Contact with Nature: Even 20 Minutes will Help

Towards a Healthy Mind & Body

contact with nature

There are few people who don’t feel better after getting outdoors, even for a few minutes. This feeling is typically enhanced if they feel they have come in contact with nature. The most common reaction is usually something along the lines of ‘isn’t nature wonderful?’ or some such comment.

All very anecdotal. And modern living can make us forget how important it is to retain contact with nature.

But there is increasing scientific evidence that even a brief period of contact with nature each day will provide real benefits. Even 20 minutes will do. And it does not have to be contact with something extraordinary, unique or novel.

Nature is all around you. Granted some aspects of it are more enticing then others, but that’s not the point. It will do you good.

As an added benefit it’s free, ever changing, and mostly pleasurable. You just have to make a small effort to give a little of your time each day.


Health Benefits of Contact with Nature

Researchers in Japan ran tests on the biological effects of immersing people in forest environments (a practice known as Shinrin-yoku or forest-bathing). This involved a group of people walking for 15 minutes and then sitting for a similar period in either a forest or city location.

They tested them immediately afterwards and found that the people who had visited the forest had a lower heart rate, lower blood pressure, and lower levels of the stress hormone cortisol than people who visited the city.

There is also evidence for longer term effects of having regular contact with nature.

For example, urban locations with green spaces have been associated with better mental well-being among residents, including reduced stress. A review of academic studies found that the available research supports the idea that contact with nature is associated with good physical health, mental health, and feelings of social connection.


Contact with Nature and Memory Function

Researchers set out to see if spending time in nature could improve a person’s cognitive performance and memory. Memories of a group of students were tested and they were then split into two groups. One group went for a walk in an arboretum, while the other went for a walk in a city.

contact with nature


The memory tests were repeated after they returned. Those who had gone on the nature walk performed significantly better in terms of their memory skills in the second test than they had previously. In contrast, there was no difference for the students who had walked in the city.

A later test showed that they did not even have to go for a walk. Simply looking at pictures of nature for 10 minutes improved memory and the ability to resist distractions when compared to looking at pictures of city scenes.


Nature and Stress Relief

Recent research shows that taking even twenty minutes out of your day to stroll or sit in a place that makes you feel in contact with nature will significantly lower your stress hormone levels.

In the study, participants were asked to spend time in nature, i.e. take a nature pill, with a duration of 10 minutes or more, at least 3 times a week over an 8-week period. Levels of cortisol, a stress hormone, were measured from saliva samples taken before and after, once every two weeks.

The time of day, duration, and the place of their interaction with nature was left to the discretion of the participant. There were just two requirements. Nature was defined as anywhere outside and it was necessary that the time spent outside made participant feel like they’ve interacted with nature. Not very onerous.

There were also required to avoid factors that might cause stress while outside.
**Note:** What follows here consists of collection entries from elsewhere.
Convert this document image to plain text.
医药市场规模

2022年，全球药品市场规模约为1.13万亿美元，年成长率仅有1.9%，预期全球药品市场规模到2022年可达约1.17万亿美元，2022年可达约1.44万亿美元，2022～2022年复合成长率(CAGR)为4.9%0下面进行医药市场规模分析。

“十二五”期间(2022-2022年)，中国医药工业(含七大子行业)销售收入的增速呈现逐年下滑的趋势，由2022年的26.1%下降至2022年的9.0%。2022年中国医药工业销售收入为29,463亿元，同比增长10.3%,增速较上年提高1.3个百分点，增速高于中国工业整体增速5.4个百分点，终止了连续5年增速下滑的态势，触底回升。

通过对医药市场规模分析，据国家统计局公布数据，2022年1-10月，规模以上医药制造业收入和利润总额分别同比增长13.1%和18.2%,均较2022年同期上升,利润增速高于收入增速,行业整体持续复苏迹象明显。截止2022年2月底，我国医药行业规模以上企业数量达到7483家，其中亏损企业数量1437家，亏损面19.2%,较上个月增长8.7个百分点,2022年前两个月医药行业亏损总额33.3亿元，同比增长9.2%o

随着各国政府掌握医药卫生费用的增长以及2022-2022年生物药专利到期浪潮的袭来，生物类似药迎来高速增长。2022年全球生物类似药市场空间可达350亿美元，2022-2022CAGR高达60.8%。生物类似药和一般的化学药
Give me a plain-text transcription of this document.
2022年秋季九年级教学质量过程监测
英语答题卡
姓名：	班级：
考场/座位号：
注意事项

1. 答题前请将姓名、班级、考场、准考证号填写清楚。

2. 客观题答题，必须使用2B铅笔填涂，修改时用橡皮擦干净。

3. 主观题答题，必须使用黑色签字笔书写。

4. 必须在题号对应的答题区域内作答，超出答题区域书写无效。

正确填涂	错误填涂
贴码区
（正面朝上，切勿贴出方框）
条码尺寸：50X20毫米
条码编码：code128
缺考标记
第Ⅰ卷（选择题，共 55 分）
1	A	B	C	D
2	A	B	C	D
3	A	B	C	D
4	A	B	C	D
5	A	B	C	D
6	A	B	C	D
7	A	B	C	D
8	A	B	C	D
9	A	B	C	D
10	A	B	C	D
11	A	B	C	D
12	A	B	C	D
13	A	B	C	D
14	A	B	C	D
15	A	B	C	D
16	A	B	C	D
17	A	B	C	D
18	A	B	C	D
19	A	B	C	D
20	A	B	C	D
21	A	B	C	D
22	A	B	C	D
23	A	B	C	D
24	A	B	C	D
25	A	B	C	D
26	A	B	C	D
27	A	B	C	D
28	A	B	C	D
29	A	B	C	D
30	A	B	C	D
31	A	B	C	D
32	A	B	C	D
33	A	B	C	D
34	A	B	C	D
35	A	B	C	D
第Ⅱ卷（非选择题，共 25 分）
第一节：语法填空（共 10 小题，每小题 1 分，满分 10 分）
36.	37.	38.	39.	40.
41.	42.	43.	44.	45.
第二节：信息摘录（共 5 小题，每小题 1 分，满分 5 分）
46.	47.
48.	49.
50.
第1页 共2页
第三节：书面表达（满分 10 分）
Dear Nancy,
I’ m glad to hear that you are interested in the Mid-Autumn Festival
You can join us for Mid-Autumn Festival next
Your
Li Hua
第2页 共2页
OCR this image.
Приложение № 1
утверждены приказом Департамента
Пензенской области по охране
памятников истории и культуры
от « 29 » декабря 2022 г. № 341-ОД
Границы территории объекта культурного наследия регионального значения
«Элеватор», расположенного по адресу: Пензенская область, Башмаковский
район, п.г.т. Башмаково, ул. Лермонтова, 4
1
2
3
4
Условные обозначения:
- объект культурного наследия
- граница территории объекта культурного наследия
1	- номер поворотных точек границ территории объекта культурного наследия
For example, they needed to go out in daylight, avoid aerobic exercise, and avoid telecommunications, conversations and reading.
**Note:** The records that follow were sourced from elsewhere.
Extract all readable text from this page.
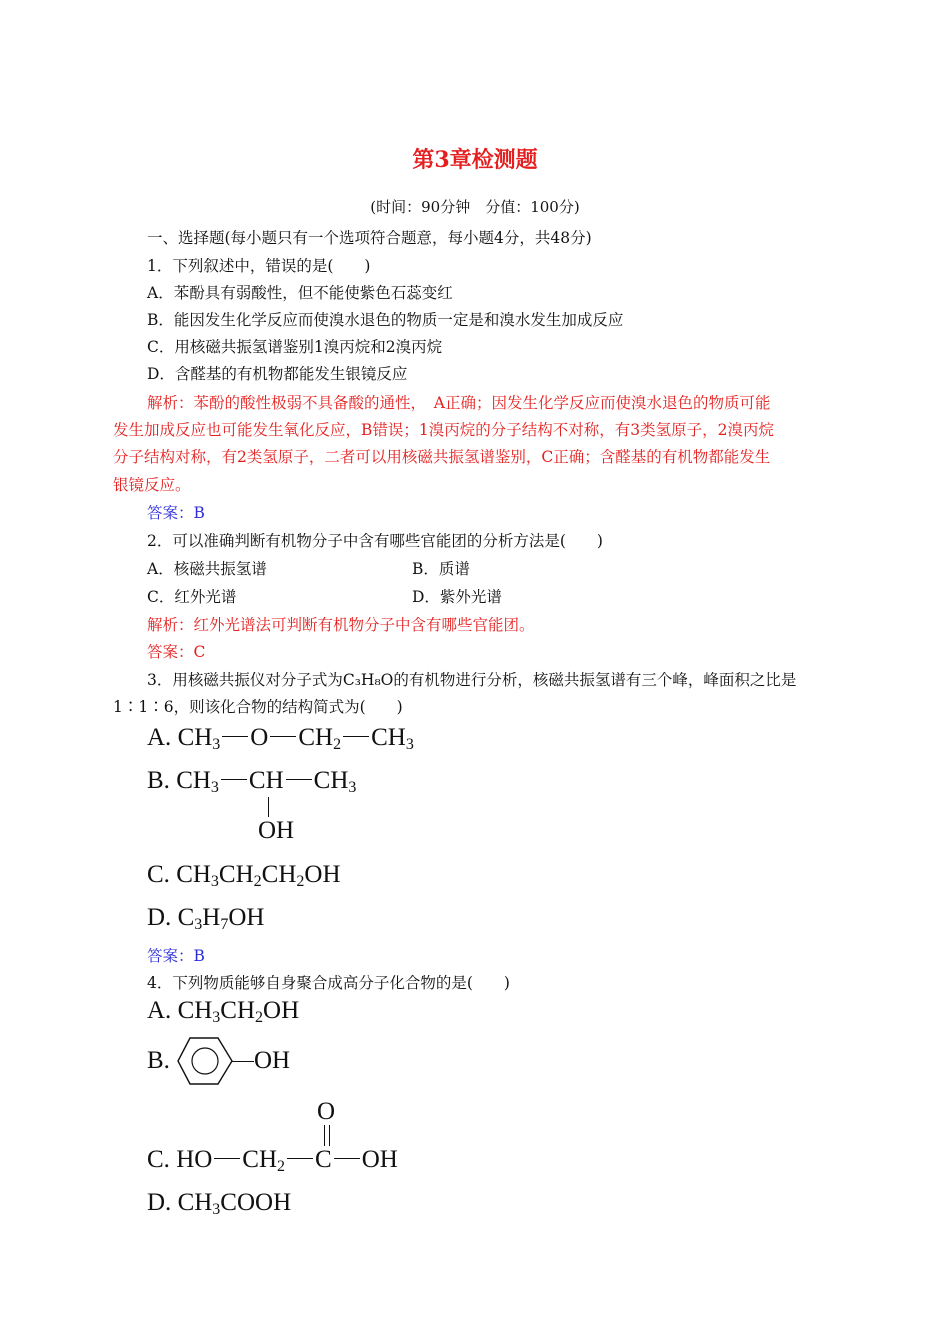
第3章检测题
(时间：90分钟　分值：100分)
一、选择题(每小题只有一个选项符合题意，每小题4分，共48分)
1．下列叙述中，错误的是(　　)
A．苯酚具有弱酸性，但不能使紫色石蕊变红
B．能因发生化学反应而使溴水退色的物质一定是和溴水发生加成反应
C．用核磁共振氢谱鉴别1溴丙烷和2溴丙烷
D．含醛基的有机物都能发生银镜反应
解析：苯酚的酸性极弱不具备酸的通性，　A正确；因发生化学反应而使溴水退色的物质可能
发生加成反应也可能发生氧化反应，B错误；1溴丙烷的分子结构不对称，有3类氢原子，2溴丙烷
分子结构对称，有2类氢原子，二者可以用核磁共振氢谱鉴别，C正确；含醛基的有机物都能发生
银镜反应。
答案：B
2．可以准确判断有机物分子中含有哪些官能团的分析方法是(　　)
A．核磁共振氢谱	B．质谱
C．红外光谱	D．紫外光谱
解析：红外光谱法可判断有机物分子中含有哪些官能团。
答案：C
3．用核磁共振仪对分子式为C₃H₈O的有机物进行分析，核磁共振氢谱有三个峰，峰面积之比是
1∶1∶6，则该化合物的结构简式为(　　)
A. $CH_3$ O $CH_2$ $CH_3$
B. $CH_3$ CH $CH_3$
OH
C. $CH_3CH_2CH_2OH$
D. $C_3H_7OH$
答案：B
4．下列物质能够自身聚合成高分子化合物的是(　　)
A. $CH_3CH_2OH$
B.	OH
O
C. HO $CH_2$ C OH
D. $CH_3COOH$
The data revealed that just a twenty-minute nature experience was enough to significantly reduce cortisol levels.

If you can spend a little more time in nature, say, 20 to 30 minutes sitting or walking, the cortisol levels dropped at their greatest rate. Spending greater lengths of time outside showed additional de-stressing benefits but at a slower rate.

contact with nature


This finding that even relatively brief periods can provide big benefits is supported by other research into the link between nature and well-being based on a survey of the overall health and life satisfaction of 20,000 people in the UK. The survey had also included questions on interaction with nature that enabled the researchers to examine the relationships.

They found that people who said they had spent two hours or more in nature during the last week were significantly more likely to report good health and high life satisfaction compared to people who said they spent no time outside.
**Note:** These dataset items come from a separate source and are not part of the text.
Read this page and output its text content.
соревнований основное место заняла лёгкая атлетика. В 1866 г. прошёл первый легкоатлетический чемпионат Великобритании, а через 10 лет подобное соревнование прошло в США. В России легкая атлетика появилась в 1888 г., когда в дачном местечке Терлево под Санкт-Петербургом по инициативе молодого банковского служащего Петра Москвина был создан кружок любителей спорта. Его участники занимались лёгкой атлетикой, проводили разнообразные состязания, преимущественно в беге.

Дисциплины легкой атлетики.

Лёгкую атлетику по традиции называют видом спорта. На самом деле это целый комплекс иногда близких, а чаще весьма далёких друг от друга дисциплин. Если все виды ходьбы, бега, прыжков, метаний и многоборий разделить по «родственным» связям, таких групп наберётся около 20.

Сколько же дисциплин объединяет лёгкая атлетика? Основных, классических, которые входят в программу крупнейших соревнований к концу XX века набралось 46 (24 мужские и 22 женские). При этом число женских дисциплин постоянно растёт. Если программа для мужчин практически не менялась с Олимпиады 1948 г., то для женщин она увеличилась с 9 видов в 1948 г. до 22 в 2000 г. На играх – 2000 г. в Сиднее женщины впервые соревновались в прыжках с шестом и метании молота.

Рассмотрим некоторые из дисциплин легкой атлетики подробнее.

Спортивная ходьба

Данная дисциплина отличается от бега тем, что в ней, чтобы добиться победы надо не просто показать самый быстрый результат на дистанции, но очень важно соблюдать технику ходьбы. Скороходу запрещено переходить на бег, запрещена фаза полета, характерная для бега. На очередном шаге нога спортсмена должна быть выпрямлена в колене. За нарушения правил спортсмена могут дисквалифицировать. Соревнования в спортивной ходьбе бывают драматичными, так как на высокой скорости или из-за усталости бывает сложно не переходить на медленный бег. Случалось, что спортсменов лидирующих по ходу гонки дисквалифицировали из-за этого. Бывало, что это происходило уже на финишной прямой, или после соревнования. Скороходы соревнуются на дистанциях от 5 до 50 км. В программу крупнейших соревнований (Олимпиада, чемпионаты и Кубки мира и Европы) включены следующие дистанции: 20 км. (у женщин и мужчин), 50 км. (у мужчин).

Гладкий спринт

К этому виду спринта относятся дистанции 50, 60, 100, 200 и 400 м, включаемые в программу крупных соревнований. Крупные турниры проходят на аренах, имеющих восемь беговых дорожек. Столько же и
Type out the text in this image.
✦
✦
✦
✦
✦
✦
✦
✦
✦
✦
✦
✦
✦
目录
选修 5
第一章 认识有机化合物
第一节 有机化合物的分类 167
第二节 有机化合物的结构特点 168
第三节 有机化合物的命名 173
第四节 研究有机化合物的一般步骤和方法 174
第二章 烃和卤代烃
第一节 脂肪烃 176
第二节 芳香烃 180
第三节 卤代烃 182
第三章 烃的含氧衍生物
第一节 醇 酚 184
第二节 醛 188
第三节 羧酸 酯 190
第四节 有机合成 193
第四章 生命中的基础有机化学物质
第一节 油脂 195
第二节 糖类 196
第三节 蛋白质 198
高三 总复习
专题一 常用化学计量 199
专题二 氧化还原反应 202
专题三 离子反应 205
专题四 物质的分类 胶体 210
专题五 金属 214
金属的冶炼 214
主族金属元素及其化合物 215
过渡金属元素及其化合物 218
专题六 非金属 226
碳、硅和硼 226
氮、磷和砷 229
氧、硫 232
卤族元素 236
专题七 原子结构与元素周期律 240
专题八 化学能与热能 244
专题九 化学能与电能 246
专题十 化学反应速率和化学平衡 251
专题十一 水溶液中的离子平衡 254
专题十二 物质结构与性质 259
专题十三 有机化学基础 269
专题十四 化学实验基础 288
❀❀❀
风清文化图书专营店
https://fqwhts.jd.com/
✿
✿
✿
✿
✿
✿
The researchers found no reliable positive impact for people who spent only one hour in nature, but did find that health generally improved as people spent more time, up to five hours. Spending more than five hours outdoors returned no additional benefits.


Give Yourself a Nature-Pill

When it came to overall health and life satisfaction, the benefits of spending two to three hours in nature were similar to the benefits of getting two to three hours of physical exercise a week.

An important implication of these findings is that a doctor treating symptoms of stress, and possibly other ailments, can prescribe ‘nature-pills’ – getting outside for brief periods on a regular basis and just being there in contact with nature – in the knowledge that they have a real measurable effect.

But why go to the doctor at all? This is a real viable and legitimate instance where ‘self-medication’ will help by giving yourself a nature pill.